When a server comes online, the game marks X% of the possible spells of each spell level as "learnable" on that telling. From the list of unlearnable first-level spells, each player receives a random "innate" spell. This spell functions normally, except that it can be cast with unflavored mana instead of its usual flavor. Players are not told what their innate spell is until they have a large enough unflavored mana pool to cast it.
For some spell ideas I have, see: http://espoires.blogspot.com/2011/01/spell-ideas.html
Update: All players have an "essence" stat, which determines the rate and cap of mana generation. A player's true maximum is 100 total mana, (important when considering the effect of mana potions), but if their essence is 5, (the base amount), then they will regain mana fairly slowly, and only generate up to 5 mana before their mana generation halts. Any mana held beyond the character's essence will slowly decay.
Essence can be boosted in a number of ways. Potions can give a 10-minute essence boost, well-made staves, wands, robes, shields and jewelry may boost essence while worn. There exist multiple ways to permanently boost a character's base Essence, once of which is being a subscriber, which would boost Essence by 100% or 20, whichever is smaller at the time. Being a combat mage would be balanced around having access to the subscriber boost, thus if you try to be one without it, you would be slightly less effective than a melee or archer (which may be worth it if you need the variety in your group).

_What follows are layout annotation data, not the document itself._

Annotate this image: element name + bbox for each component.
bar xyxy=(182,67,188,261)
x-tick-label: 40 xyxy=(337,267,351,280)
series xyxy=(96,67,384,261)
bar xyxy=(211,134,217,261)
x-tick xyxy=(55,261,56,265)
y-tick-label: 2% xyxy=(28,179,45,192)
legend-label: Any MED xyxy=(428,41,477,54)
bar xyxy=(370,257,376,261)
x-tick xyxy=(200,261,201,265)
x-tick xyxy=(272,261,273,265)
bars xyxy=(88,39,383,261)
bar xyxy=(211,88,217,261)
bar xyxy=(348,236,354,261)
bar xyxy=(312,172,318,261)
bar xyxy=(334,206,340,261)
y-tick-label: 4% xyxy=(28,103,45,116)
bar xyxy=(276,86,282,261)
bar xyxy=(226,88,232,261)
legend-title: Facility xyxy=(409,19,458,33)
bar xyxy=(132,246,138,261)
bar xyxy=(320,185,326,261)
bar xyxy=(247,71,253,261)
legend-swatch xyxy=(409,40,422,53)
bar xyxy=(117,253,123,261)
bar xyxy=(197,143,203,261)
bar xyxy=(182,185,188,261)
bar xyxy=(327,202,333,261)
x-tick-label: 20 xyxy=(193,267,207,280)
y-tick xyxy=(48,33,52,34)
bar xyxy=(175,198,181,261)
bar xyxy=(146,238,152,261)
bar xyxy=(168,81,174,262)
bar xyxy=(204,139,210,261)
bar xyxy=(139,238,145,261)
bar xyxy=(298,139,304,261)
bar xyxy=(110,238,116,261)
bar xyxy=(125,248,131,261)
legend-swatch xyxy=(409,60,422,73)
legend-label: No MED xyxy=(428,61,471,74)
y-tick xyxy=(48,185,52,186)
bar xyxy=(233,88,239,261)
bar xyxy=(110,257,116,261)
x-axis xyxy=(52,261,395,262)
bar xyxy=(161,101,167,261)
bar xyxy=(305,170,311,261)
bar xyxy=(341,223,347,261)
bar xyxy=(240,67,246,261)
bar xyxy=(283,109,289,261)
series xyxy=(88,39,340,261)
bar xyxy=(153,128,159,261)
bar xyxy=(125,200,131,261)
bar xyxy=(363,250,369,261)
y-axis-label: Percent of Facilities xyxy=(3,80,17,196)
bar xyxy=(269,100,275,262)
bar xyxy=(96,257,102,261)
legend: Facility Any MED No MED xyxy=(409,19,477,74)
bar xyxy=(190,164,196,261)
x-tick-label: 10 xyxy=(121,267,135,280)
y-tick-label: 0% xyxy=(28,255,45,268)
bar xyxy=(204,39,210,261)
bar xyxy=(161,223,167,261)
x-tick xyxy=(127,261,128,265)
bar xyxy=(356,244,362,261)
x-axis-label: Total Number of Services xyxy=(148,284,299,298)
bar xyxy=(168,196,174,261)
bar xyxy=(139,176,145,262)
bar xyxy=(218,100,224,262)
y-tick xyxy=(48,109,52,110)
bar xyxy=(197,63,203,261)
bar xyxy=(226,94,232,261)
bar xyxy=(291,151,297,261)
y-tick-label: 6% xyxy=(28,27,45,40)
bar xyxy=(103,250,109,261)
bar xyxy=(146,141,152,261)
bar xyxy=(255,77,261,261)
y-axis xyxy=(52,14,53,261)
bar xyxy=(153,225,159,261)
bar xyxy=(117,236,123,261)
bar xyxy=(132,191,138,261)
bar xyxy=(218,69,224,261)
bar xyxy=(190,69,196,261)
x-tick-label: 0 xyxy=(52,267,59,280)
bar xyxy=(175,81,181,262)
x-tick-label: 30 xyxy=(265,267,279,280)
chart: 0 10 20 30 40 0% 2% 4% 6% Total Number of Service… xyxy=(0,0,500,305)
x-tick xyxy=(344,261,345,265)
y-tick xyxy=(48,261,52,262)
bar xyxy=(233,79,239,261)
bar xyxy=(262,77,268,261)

When a player taps a flavored mana pool, it would convert 5 of this basic essence into 5 flavored essence for a limited time. In a long battle, a mage might "burn out" by expending all their access to flavored mana. This is intended to be similar to a physical fighter becoming fatigued. If a mage does not gain any flavored mana for 2 turns in combat, a random completely empty pool will become partially refilled, allowing to to be tapped to grant 1 flavored mana immediately.
Availability of flavored Nexi: Players should have no problem binding themselves to their maximum number of Nexi, but they also should have difficulty gaining access to that many Nexi that are all of the same flavor. Thus, they will need to choose which flavors to go for based on what has been discovered and whether those are guarded by hostile monsters or not.